Spatiotemporal organization of enteroendocrine peptide expression in Drosophila
Published in Journal of Neurogenetics, 2021
Sooin Jang, Ji Chen, Jaekyun Choi, Seung Yeon Lim, Hyejin Song, Hyungjun Choi, Hyung Wook Kwon, Min Sung Choi, Jae Young Kwon
As we and others have shown, in this study and elsewhere, the enteroendocrine cells of the Drosophila midgut show extensive variations in peptide co-expression patterns (Guo et al., 2019).
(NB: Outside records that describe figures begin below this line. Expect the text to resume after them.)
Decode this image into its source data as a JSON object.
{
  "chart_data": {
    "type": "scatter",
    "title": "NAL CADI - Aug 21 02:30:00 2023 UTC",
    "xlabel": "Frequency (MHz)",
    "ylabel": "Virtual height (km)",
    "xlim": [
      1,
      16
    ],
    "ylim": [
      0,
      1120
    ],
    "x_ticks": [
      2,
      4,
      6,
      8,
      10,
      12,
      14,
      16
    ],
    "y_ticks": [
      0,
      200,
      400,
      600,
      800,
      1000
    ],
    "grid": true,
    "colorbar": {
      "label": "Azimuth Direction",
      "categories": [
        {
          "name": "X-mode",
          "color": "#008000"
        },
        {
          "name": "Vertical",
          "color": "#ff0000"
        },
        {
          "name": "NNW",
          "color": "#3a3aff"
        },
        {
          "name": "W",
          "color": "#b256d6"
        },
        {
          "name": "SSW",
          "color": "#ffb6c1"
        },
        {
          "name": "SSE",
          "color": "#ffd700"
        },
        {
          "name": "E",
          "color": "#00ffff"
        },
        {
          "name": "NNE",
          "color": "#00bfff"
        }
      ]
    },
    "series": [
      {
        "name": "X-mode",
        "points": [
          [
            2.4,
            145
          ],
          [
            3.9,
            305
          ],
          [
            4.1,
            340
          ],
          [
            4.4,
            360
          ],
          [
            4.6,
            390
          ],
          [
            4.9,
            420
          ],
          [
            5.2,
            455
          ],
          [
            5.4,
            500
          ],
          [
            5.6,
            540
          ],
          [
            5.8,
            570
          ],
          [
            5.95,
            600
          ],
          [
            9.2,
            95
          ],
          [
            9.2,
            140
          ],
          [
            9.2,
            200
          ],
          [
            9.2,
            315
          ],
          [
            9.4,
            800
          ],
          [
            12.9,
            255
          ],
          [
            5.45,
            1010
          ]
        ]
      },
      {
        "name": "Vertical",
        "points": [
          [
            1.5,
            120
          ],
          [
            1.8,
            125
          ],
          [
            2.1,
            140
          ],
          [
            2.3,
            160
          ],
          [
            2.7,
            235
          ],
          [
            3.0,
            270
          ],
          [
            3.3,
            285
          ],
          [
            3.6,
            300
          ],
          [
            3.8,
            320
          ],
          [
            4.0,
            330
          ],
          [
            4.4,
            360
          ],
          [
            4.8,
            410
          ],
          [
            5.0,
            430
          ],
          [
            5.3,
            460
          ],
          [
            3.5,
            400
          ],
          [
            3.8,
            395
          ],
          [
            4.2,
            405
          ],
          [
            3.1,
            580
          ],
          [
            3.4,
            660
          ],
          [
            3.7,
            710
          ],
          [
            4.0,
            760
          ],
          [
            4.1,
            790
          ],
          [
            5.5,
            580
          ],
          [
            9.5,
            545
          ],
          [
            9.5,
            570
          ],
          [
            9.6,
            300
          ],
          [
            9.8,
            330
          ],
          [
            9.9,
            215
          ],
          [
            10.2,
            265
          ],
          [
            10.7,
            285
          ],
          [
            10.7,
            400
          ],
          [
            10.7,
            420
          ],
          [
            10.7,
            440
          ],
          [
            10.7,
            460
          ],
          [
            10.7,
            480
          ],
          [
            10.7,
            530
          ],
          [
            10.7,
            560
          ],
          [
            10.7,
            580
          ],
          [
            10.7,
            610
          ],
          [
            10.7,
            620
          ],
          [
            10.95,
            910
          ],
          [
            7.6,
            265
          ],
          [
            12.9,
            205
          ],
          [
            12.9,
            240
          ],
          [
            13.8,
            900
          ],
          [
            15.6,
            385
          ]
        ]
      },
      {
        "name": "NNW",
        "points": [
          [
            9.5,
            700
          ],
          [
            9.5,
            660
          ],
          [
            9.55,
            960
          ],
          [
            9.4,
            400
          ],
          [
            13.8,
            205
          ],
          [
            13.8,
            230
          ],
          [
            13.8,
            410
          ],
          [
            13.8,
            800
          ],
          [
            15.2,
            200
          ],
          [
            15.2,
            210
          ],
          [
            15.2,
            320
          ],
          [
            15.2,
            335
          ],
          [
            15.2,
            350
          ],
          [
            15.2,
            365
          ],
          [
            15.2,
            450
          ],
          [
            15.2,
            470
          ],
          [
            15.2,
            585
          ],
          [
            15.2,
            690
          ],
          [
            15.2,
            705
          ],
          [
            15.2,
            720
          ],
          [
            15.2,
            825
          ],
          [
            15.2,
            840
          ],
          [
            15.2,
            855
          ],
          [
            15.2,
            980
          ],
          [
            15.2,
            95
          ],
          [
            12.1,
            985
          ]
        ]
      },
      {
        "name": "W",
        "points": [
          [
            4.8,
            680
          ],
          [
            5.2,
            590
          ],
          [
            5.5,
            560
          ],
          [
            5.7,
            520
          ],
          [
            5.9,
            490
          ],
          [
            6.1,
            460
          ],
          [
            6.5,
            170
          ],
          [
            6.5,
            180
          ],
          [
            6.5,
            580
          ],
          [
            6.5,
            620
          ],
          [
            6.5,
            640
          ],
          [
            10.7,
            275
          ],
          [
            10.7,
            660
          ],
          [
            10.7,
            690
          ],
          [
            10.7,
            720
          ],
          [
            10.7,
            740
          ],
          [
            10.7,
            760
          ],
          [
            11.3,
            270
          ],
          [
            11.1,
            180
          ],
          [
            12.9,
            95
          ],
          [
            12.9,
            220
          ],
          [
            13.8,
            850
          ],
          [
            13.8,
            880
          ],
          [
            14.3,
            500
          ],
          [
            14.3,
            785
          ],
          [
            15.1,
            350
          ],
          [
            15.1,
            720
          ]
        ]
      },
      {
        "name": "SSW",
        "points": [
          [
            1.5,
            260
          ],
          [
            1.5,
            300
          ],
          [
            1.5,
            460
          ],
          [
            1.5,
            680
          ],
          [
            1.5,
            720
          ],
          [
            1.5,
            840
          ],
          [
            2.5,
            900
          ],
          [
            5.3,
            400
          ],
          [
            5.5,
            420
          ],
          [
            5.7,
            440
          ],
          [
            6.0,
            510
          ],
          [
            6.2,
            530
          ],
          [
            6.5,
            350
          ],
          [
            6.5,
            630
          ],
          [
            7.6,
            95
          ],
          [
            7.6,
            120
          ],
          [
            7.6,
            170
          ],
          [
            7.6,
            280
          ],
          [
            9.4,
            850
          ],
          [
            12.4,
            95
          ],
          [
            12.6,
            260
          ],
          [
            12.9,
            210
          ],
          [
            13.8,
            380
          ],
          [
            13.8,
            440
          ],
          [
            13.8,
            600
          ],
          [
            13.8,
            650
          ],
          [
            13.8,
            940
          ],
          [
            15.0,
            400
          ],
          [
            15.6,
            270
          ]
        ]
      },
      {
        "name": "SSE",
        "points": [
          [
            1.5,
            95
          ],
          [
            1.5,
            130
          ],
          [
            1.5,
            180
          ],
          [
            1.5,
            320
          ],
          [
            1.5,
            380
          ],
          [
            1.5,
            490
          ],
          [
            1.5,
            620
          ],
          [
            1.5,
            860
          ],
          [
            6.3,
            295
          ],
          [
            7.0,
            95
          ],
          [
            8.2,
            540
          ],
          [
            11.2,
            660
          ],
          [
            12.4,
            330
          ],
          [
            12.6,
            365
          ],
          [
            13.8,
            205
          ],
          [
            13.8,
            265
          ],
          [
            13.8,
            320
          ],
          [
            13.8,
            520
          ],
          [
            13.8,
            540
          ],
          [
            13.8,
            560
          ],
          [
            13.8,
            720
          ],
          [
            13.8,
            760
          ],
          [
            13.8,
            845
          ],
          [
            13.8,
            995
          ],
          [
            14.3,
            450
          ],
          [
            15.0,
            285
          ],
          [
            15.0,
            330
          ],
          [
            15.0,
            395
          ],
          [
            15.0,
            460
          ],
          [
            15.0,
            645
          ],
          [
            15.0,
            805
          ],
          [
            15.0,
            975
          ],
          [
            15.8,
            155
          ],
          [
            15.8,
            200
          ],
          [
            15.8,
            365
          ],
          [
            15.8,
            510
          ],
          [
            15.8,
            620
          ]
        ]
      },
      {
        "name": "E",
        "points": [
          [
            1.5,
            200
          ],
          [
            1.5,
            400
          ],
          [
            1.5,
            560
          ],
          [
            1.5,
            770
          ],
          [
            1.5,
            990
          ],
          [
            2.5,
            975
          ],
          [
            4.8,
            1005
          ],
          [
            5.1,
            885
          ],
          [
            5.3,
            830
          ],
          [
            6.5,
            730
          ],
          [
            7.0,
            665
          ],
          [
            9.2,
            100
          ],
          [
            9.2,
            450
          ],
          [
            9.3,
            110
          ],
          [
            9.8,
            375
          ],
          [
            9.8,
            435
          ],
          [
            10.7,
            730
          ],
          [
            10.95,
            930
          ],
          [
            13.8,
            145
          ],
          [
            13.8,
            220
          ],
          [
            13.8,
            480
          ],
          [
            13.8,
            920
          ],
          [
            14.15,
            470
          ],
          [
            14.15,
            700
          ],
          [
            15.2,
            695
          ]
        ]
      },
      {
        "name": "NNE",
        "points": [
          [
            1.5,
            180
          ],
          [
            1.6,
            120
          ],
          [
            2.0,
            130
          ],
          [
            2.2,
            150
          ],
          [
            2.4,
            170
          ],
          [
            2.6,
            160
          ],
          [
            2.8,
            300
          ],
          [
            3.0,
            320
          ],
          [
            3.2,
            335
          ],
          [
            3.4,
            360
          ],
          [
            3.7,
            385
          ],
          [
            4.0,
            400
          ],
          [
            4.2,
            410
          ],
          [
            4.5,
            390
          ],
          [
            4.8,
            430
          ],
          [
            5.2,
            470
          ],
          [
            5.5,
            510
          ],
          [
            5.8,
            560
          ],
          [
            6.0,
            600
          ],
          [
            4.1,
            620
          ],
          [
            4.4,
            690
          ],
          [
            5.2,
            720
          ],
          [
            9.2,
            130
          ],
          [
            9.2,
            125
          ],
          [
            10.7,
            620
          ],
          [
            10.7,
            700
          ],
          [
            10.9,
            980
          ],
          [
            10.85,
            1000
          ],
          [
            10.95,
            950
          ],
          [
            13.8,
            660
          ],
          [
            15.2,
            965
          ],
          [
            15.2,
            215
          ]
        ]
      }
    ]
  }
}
Targeting and manipulating the activity of specific types of enteroendocrine cells would be an extremely useful tool in examining the specific functions of each subset. Thousands of GAL4 lines expressed in distinct subsets of cells in the adult fly brain have been generated, with the initial purpose of studying the fly nervous system (Pfeiffer et al., 2008). Recently, GAL4 and split-GAL4 drivers that label intestinal cells in specific spatial and functional regions of the Drosophila gastrointestinal tract have been reported (Ariyapala et al., 2020; Lim et al., 2020). Co-staining with the antisera used in this study and these GAL4 and split-GAL4 drivers could define the enteroendocrine cells based on which peptides are produced, and lead to the development of tools for manipulating specific functional groups of enteroendocrine cells.